I want to know how to calculate the number of outcomes of an independent event that disregards outcome. This may sound very complicated or maybe I phrased it wrong, so I give the below example:
A die is rolled 3 times, so there are $6^3$ outcomes. However, they will be repeats. For example, {1,3,5}, {5,3,1} and {3,5,1} are all counted as different outcomes. I want the number of outcomes where the order doesn't count, so the 3 above outcomes are regarded as the same.
I tried $\frac{6^3}{3!}$, as $3!$ is the number of ways to rearrange 3 elements. However, since outcomes like {1,1,1} and {6,6,6} exist, the formula above doesn't count. So, is there are a formula for this?

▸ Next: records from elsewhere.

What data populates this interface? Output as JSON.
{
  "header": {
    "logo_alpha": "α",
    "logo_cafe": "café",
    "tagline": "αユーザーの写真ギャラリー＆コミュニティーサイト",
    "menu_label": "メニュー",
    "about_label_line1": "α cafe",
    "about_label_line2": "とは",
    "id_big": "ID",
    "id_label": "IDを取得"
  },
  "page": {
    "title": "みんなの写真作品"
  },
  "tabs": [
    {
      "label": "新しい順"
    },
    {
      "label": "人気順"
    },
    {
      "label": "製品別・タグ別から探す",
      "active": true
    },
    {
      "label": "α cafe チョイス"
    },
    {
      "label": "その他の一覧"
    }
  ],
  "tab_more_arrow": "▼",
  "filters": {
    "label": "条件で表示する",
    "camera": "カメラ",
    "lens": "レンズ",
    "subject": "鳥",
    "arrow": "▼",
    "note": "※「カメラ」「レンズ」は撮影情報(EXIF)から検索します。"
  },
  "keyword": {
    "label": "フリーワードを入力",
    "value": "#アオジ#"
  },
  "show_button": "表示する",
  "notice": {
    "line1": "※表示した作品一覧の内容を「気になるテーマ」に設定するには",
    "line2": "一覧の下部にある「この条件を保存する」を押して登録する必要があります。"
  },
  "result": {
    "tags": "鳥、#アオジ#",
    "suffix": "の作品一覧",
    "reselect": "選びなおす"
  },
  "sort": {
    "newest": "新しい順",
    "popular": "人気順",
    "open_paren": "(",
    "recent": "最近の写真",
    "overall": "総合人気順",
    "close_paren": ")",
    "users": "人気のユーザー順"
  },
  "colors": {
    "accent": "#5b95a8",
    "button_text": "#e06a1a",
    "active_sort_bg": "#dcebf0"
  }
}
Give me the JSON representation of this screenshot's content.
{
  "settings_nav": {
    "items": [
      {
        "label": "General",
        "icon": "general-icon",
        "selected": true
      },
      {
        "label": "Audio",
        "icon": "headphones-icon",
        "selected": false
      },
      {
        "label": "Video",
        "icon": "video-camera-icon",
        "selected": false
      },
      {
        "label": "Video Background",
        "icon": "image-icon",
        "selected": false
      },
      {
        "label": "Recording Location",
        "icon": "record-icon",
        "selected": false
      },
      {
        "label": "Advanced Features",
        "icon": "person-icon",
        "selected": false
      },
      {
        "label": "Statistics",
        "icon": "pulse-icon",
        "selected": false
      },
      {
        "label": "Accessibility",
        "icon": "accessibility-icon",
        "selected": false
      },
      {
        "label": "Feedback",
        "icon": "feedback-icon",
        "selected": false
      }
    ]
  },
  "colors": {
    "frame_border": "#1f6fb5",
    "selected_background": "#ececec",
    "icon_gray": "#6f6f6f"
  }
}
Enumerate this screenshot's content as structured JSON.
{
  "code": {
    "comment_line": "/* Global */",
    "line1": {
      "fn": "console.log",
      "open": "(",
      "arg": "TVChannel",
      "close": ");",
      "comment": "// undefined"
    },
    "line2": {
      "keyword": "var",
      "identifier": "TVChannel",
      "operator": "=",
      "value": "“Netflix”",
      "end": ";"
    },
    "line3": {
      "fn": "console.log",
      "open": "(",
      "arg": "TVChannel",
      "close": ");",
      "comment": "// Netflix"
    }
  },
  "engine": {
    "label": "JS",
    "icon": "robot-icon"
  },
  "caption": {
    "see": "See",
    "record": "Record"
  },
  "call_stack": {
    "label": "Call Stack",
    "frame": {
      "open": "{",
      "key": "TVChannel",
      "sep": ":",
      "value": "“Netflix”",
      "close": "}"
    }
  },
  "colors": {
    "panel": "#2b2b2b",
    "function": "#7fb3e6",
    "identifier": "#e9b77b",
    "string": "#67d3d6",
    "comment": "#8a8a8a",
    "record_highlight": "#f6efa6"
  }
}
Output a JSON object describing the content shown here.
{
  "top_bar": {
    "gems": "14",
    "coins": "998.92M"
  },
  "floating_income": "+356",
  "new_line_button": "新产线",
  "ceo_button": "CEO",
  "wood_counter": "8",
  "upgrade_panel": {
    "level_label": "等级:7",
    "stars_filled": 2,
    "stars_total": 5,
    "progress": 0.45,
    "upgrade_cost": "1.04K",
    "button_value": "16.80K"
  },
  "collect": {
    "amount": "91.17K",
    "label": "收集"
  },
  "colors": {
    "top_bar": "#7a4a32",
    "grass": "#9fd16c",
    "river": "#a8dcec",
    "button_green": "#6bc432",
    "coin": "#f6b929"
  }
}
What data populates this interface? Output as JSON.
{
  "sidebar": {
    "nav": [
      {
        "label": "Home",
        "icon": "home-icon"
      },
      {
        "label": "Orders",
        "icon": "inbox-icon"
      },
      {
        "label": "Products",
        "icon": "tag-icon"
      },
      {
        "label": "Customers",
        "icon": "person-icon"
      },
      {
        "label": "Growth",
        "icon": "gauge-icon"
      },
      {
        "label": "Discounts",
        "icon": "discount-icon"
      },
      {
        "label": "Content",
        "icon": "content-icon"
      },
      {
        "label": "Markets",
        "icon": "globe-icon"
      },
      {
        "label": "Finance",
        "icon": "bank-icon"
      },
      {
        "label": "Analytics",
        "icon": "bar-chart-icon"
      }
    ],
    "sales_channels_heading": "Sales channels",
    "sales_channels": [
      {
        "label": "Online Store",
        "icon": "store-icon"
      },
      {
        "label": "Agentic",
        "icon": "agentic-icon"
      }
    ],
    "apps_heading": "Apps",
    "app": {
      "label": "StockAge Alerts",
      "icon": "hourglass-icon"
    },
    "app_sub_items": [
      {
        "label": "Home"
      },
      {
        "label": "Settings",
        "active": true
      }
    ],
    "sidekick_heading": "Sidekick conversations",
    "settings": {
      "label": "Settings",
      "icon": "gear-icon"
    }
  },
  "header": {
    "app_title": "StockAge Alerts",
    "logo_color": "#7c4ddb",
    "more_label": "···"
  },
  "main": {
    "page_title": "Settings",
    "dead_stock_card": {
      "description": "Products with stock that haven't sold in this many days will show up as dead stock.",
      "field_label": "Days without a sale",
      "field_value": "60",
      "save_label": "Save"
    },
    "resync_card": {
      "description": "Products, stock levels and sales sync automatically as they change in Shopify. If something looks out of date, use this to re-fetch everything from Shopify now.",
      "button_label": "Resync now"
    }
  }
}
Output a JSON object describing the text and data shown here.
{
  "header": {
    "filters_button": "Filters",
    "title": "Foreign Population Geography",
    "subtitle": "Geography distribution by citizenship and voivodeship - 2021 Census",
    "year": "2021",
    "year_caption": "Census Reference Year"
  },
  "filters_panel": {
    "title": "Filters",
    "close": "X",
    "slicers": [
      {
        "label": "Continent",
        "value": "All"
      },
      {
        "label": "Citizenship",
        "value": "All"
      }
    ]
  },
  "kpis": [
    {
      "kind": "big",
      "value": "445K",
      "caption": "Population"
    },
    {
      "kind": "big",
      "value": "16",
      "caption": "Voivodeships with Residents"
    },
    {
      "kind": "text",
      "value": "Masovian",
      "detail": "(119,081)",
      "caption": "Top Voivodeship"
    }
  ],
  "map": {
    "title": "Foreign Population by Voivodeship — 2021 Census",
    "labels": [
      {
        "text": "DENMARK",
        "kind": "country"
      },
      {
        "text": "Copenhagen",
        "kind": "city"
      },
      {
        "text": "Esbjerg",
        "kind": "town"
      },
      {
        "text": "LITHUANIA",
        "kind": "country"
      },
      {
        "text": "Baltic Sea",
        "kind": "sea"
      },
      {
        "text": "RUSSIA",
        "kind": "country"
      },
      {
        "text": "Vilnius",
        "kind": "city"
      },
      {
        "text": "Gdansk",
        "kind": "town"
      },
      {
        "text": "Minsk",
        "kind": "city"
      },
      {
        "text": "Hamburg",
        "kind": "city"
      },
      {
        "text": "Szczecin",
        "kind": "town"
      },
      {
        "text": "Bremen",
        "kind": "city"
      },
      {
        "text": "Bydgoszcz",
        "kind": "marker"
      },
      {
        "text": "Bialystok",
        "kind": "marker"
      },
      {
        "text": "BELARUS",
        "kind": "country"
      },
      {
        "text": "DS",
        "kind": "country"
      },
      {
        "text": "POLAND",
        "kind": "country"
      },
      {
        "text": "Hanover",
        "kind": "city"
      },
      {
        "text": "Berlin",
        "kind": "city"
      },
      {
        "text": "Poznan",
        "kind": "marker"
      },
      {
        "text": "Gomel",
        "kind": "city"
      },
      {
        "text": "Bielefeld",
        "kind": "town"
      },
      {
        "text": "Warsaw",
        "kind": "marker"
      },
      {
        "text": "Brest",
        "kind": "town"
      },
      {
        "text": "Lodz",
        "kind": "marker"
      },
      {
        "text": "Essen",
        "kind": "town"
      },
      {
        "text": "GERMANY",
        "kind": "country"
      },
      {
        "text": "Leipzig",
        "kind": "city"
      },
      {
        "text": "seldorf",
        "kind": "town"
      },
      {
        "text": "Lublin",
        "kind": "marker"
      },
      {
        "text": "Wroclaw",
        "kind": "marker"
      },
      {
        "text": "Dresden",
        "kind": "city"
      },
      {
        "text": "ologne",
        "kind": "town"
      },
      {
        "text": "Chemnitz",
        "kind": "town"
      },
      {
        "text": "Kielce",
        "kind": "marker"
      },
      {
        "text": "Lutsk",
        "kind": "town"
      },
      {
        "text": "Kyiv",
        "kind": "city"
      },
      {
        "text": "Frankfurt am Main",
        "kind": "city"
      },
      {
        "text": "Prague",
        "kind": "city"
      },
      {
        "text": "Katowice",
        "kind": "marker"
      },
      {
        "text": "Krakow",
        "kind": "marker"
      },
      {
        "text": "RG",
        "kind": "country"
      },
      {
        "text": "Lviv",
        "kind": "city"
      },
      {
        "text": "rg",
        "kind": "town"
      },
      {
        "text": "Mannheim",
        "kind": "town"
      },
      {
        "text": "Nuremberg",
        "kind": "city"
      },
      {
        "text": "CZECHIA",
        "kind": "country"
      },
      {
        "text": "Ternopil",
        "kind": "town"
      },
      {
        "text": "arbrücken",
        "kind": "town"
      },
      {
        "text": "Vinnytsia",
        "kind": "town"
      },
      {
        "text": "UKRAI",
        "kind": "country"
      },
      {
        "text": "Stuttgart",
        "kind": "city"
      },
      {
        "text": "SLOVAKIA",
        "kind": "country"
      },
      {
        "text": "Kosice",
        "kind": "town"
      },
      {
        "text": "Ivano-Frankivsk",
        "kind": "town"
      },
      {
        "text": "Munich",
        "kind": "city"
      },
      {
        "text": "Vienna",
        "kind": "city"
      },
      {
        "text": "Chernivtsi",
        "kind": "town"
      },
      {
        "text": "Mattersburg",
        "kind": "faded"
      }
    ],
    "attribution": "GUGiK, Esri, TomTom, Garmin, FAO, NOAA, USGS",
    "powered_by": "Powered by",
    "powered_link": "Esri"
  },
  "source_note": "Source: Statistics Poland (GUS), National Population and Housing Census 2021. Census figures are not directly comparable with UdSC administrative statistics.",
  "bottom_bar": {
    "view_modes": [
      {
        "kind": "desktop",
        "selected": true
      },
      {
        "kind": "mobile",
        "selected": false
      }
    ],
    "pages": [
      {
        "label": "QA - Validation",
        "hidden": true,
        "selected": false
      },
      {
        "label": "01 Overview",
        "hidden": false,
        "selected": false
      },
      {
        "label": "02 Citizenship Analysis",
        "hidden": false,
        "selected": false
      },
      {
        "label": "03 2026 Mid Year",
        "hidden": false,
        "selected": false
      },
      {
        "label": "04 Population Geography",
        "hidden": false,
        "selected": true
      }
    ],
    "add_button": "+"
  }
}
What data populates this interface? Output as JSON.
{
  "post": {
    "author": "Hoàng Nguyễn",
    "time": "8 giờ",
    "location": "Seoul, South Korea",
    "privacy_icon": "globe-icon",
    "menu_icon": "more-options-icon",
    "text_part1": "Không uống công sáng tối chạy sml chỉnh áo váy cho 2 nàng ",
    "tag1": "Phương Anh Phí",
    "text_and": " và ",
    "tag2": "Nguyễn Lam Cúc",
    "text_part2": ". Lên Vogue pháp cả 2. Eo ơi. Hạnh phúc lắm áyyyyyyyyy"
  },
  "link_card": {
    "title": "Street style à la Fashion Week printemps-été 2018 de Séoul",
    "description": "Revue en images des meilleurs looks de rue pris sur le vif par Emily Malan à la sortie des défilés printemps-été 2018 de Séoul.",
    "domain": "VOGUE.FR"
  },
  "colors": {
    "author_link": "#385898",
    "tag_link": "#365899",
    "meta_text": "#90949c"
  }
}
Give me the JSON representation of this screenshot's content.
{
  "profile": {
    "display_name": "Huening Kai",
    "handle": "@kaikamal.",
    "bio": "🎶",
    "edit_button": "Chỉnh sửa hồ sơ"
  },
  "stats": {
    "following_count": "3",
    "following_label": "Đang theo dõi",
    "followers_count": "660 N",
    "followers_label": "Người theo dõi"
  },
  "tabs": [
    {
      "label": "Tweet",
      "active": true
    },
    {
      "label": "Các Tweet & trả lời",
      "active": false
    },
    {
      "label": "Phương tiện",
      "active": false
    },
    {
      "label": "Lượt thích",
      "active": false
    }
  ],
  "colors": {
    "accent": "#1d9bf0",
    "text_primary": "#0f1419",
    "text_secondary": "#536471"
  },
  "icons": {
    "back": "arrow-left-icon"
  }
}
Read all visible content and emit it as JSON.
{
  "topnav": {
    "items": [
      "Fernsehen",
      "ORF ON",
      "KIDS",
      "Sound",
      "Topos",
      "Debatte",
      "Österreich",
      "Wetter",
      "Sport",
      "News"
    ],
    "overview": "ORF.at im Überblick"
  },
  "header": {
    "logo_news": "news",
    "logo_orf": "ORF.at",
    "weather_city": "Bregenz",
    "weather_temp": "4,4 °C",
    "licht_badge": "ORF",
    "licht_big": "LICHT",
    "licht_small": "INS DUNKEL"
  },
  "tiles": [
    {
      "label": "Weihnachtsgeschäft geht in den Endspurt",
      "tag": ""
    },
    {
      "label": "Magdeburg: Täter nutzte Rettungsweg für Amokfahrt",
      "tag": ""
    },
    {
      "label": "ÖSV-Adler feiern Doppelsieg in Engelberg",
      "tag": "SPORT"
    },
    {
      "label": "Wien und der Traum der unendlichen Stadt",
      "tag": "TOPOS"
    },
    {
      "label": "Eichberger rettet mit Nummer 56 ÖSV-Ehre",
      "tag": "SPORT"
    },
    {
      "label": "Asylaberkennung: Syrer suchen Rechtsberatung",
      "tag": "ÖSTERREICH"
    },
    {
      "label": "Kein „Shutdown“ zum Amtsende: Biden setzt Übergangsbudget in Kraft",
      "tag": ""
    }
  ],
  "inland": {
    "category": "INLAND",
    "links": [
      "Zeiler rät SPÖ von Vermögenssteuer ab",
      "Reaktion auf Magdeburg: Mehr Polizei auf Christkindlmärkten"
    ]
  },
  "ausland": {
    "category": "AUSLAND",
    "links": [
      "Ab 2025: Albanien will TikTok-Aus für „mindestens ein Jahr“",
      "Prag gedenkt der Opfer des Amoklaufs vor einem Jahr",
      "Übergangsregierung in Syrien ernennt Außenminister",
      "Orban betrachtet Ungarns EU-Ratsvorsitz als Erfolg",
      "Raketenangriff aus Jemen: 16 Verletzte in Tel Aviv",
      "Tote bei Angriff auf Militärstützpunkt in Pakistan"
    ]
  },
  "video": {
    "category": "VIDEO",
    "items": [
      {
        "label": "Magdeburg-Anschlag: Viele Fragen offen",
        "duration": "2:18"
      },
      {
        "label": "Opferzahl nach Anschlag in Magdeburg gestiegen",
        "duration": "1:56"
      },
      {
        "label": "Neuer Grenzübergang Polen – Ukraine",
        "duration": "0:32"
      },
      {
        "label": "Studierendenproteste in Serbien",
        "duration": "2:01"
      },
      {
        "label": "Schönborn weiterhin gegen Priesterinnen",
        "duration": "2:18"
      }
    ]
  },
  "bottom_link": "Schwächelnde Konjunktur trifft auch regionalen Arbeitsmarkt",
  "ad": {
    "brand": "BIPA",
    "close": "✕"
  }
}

Yes, there is. It is sometimes referred to as "multichoose" and gets the notation $\left(\!\binom{n}{r}\!\right)$ however this notation is not particularly consistent across multiple authors with some referring to the upper number as the number of balls and the bottom as the number of bins while other authors reverse that with the upper number as the number of bins etc...
Rephrasing your question in terms of balls and bins, if you have $a$ identical balls that you want to distribute among $b$ distinct bins, the number of arrangements will be:
$$\binom{a+b-1}{b-1}$$
This is equivalently written as $\binom{a+b-1}{a}$. Be aware that some books and authors when presenting the formula will do so with $n$ playing the role of the number of balls while other authors might prefer $n$ to play the role of the number of bins instead, leading to some confusion as to which is the correct formula.
To remember the correct formula, it helps to understand where it comes from. It can be proven using a technique referred to as stars-and-bars, arranging a sequence of stars and bars in a line with the number of stars in each gap between bars corresponding to the specific outcome. You need one fewer bar than the number of bins to have the right number of gaps. For your three six-sided dice example, the outcome of $\{1,3,5\}$ could be represented as $\star\mid\mid\star\mid\mid\star\mid$ for example while the outcome of $\{1,1,2\}$ is represented as $\star\star\mid\star\mid\mid\mid\mid$ etc...
It is worth reminding you that these outcomes that you are counting will not be equally likely to occur, the outcome of $\{1,2,3\}$ is six times as likely to occur as $\{1,1,1\}$ for instance if you were rolling dice (since it could have also occurred as $\{3,1,2\}, \{2,1,3\}$, etc...).